Even if you were able to predict better than everyone else, you may never be able to predict black swan events – events that cannot be predicted.

Like the Wuhan Coronavirus that suddenly appeared and devasted the airline and travel industry in China.

Or the assination of Iran’s top general that caused the oil prices to spike.

Or an extradition bill that caused an entire generation of Hong Kongers to protest in the streets.

You can be certain that there will be uncertainties in the market.

Missed Opportunity Costs

The second issue is if you abstain from investing in a sector just because you simply do not understand it, you may lose out on the opportunity costs.

For example, Warren Buffett admitted that he should have invested in Google and missed out due to his lack of technological expertise.
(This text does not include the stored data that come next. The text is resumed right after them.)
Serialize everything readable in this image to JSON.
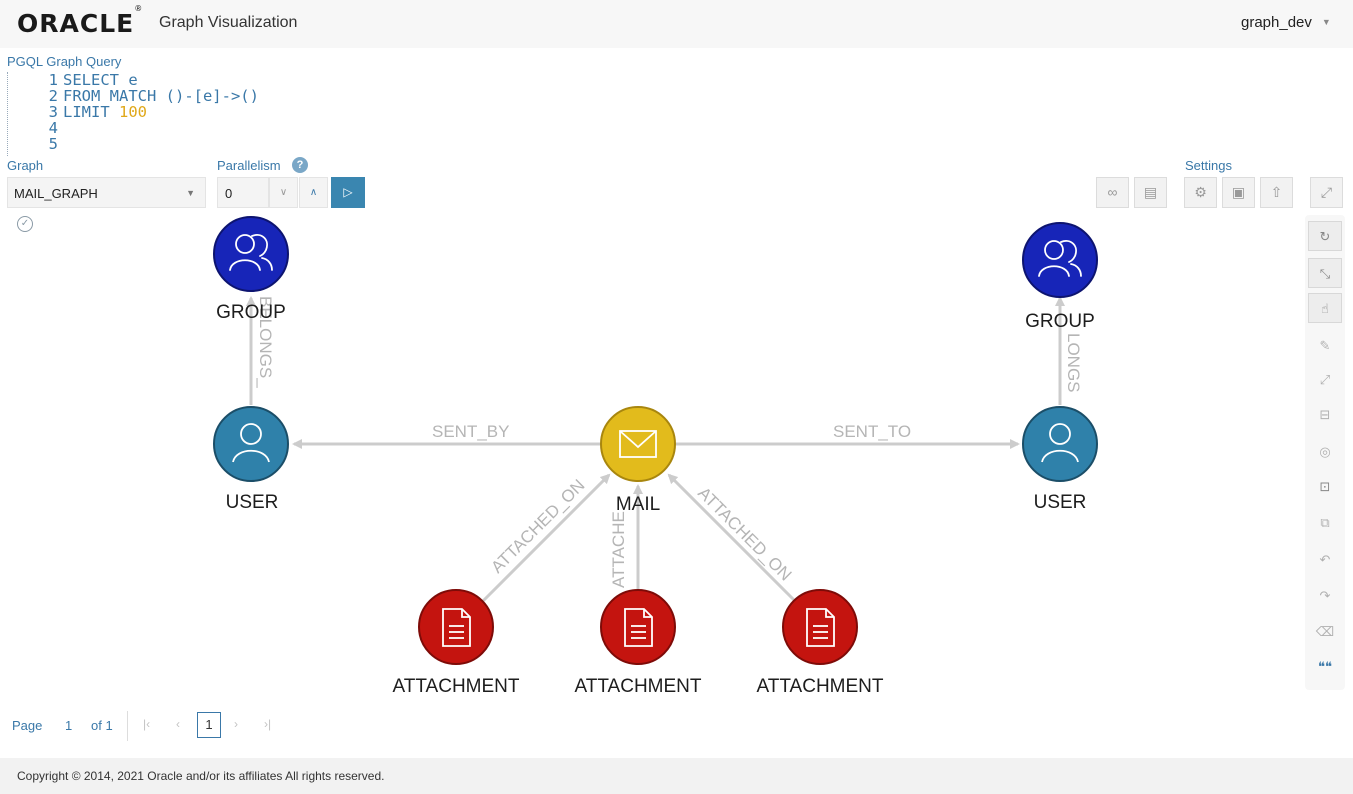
{
  "header": {
    "logo": "ORACLE",
    "logo_mark": "®",
    "app_title": "Graph Visualization",
    "user": "graph_dev"
  },
  "query": {
    "label": "PGQL Graph Query",
    "lines": [
      {
        "n": "1",
        "text": "SELECT e"
      },
      {
        "n": "2",
        "text": "FROM MATCH ()-[e]->()"
      },
      {
        "n": "3",
        "kw": "LIMIT ",
        "num": "100"
      },
      {
        "n": "4",
        "text": ""
      },
      {
        "n": "5",
        "text": ""
      }
    ]
  },
  "controls": {
    "graph_label": "Graph",
    "graph_value": "MAIL_GRAPH",
    "parallelism_label": "Parallelism",
    "parallelism_value": "0",
    "help_glyph": "?",
    "settings_label": "Settings"
  },
  "graph": {
    "nodes": [
      {
        "id": "g1",
        "label": "GROUP",
        "type": "group",
        "color": "#1725b8"
      },
      {
        "id": "g2",
        "label": "GROUP",
        "type": "group",
        "color": "#1725b8"
      },
      {
        "id": "u1",
        "label": "USER",
        "type": "user",
        "color": "#2f81aa"
      },
      {
        "id": "u2",
        "label": "USER",
        "type": "user",
        "color": "#2f81aa"
      },
      {
        "id": "m",
        "label": "MAIL",
        "type": "mail",
        "color": "#e2bb1c"
      },
      {
        "id": "a1",
        "label": "ATTACHMENT",
        "type": "attachment",
        "color": "#c4140f"
      },
      {
        "id": "a2",
        "label": "ATTACHMENT",
        "type": "attachment",
        "color": "#c4140f"
      },
      {
        "id": "a3",
        "label": "ATTACHMENT",
        "type": "attachment",
        "color": "#c4140f"
      }
    ],
    "edges": [
      {
        "from": "u1",
        "to": "g1",
        "label": "BELONGS_"
      },
      {
        "from": "u2",
        "to": "g2",
        "label": "LONGS"
      },
      {
        "from": "m",
        "to": "u1",
        "label": "SENT_BY"
      },
      {
        "from": "m",
        "to": "u2",
        "label": "SENT_TO"
      },
      {
        "from": "a1",
        "to": "m",
        "label": "ATTACHED_ON"
      },
      {
        "from": "a2",
        "to": "m",
        "label": "ATTACHE"
      },
      {
        "from": "a3",
        "to": "m",
        "label": "ATTACHED_ON"
      }
    ]
  },
  "pager": {
    "page_label": "Page",
    "page_num": "1",
    "of_label": "of 1",
    "current": "1"
  },
  "footer": {
    "copyright": "Copyright © 2014, 2021 Oracle and/or its affiliates All rights reserved."
  }
}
There are always new technologies or ideas that may work out. We can never fully understand everything.

So, that may limit our investments to what is familiar to us and miss out on the next facebok or amazon or google.

Diversification Reduces Risks

As the term is often heard: “The only free lunch in investing is diversification”, “Don’t put all your eggs in one basket”

Diversification reduces our risk by investing in a broad selection of uncorrelated assets.

If any one asset falls, you still have several other assets that are unaffected and your portfolio does not crash.

What About Returns?

Will diversification reduce our expected returns? Well, the answer here is it depends.

Imagine a two portfolios: One consists of value stocks in the US the other consists of growth stocks.

Value stocks are stocks that trade at lower prices compared to their fundamental and a high dividend yield. An example will be large bank stock.

Growth stocks are stocks that tend trade at higher prices due to their strong earnings growth potential. An example will be a fast growing tech company.

So over the past decade, if you held a portfolio of just value stocks you would have underperformed the market. So if you had diversified and included growth stocks, your returns would be higher.

If you had held a portfolio of growth stocks instead, over the same time period, your returns are much higher because growth outperform the market. If you had diversified your portfolio and included value stocks, your returns will drop to match the market.

The same can be said of country specific portfolios versus a globally diversified portfolio. If you held a Singapore portfolio you would have underperformed someone who had a US portfolio because the US market has outperform other markets globally.

The point is focusing your portfolio will result in a higher dispersion of returns – meaning you can have more different outcomes.

You can either outperform or underperform the market with a wide range of possible outcomes.

Diversification via an index will result in a lower dispersion and you will more likely follow what the market returns.

Diversification should be across different sectors and industries in the markets and across different countries.

Passive investing gives diversification by default. Investing in a global index gives you a diversification across all markets.

Do not miss out on great opportunities just because you want to avoid bad ones.

In Summary

If you can’t beat them, join them.

Aiming for average market returns via passive investing is the better strategy for many retail investors. This is an optimal strategy is is reliable and is easy to implement

To recap:

  • Implementing passive investing is much cheaper than active investing
  • Passive investing approach of buy and hold for the long term is simple and easy to understand. It is a different game compared to active investing
  • There is less reliance on individual skill in passive investing. Rather passive investing requires a disciplined and methodical appraoch
  • Passive investing offers diversification

Passive investing allows us to focus our times on our careers, skills and passions by eliminating the need to spend time on research or monitoring the market to wait for the next opportunity to buy or sell.

Our financial goals should support our aspirations and not become our aspirations.